The Mushrump

Tuesday, February 08, 2005

I submit for your perusal, exhibits #1 & #2

Exhibit #1




The above exhibit is a brochure mock-up I designed for ICE's Winter Book Sale. Please note the tagline 'Buy what you're missing during'

Granted, grammar is off because I removed some key elements, but please ignore that.

The instant reaction of my supervisor's supervisor (Carol) was 'how clever'. (that's good news) The instant reaction of CEO-lady was also favorable.

I was happy as a fuzzy warm kitten nestled in a blanket in the sun on a cool spring day. Super ecstatic happy... I never receive this kind of fanfare for my work. I was on cloud 9.

So, I push the mock-up into first draft and CEO-lady starts freaking out. 'Aren't you going to put a book there? I thought you were going to put a book there. There's no book there.'

WHAT THE HELL??? She actually thought I'd spend the better half of a work day editing the photograph so it looked like there was a book missing with a little dotted outline just to put a book in there later on???

And the WORST part is, SHE GOT THE MESSAGE BUT DIDN'T UNDERSTAND THAT SHE GOT THE MESSAGE!!!!!!!!!!!!!!!!!!!!!!!!!!!!!! *faints*

She knew there was a book missing, saw that the message read 'buy what' you're missing', and knew a book should go there. So, her mind, making that last feeble connection, wanted a book in that hole.

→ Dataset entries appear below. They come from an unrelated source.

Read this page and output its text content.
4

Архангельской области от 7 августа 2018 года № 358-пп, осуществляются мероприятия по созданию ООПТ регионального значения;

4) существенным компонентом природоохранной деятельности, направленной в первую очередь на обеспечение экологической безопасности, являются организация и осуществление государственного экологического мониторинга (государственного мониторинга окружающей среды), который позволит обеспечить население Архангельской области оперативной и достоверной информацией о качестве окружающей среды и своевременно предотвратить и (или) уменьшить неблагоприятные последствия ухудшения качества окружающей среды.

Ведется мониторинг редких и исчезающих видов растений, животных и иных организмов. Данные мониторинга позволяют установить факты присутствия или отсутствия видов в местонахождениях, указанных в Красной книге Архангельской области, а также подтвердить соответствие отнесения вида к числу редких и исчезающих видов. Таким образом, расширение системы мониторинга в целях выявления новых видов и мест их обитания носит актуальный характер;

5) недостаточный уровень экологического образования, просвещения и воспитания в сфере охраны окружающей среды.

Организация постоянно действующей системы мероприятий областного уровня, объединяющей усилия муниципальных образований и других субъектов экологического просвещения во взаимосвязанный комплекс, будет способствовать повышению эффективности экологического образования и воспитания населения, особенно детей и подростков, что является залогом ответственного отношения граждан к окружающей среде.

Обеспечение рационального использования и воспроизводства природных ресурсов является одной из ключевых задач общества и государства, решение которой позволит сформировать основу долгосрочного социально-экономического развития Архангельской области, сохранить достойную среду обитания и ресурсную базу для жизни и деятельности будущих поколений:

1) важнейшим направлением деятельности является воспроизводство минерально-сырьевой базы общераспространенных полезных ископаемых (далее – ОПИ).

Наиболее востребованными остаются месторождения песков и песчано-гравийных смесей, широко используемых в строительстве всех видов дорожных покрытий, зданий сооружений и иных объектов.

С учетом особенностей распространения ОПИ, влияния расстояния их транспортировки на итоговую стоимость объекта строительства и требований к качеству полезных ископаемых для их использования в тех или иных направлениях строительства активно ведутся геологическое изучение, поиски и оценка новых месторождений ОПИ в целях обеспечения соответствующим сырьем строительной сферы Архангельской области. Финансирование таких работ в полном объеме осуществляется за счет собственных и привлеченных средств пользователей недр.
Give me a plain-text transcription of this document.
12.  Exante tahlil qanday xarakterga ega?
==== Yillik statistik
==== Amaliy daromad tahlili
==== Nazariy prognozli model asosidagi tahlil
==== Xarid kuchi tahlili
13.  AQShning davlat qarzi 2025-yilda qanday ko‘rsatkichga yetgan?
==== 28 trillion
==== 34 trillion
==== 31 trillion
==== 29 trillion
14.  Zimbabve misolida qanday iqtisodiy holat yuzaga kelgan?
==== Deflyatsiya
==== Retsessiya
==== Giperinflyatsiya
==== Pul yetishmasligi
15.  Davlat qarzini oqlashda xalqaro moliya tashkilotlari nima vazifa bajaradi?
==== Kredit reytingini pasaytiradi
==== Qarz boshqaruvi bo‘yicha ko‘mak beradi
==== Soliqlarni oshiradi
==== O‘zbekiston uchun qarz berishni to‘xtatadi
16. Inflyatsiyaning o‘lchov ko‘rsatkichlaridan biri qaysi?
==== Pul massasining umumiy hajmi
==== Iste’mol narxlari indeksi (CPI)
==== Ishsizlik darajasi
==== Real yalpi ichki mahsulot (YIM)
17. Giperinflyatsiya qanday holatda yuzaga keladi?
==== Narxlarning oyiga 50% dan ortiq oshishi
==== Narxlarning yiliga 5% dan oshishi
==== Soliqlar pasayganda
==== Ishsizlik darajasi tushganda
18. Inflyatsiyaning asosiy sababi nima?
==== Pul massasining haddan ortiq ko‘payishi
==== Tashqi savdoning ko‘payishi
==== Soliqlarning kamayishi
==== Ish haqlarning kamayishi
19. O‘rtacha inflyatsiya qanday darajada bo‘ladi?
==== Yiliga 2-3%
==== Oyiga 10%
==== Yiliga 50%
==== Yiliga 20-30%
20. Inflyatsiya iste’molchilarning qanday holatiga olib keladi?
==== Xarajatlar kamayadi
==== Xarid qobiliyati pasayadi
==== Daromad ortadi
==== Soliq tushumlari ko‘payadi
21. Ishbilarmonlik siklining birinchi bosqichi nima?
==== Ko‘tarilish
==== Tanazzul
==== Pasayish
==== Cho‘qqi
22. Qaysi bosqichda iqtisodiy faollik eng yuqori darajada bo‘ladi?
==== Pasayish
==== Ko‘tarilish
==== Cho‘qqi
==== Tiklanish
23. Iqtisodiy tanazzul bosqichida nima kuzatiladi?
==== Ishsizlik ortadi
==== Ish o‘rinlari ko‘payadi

However, she didn't understand that she 'got the message' and wanted me to put a book in the hole because the message said to find her missing purchase.

After much explaining, Step-on-me returns with a compromise.

And thus I submit to you exhibit #2.

Exhibit #2







She had me get rid of the dotted lines (because, of course, they don't make any sense) and add the words 'Your Next Title'.

Hello Captain Obvious, glad you could join us today in our mission to make the world think less!

The worst part is, it just makes ME look stupid in the long-run. I have to use these bastardized pieces of art in my portfolio and then explain to my potential employers why I'm not an idiot.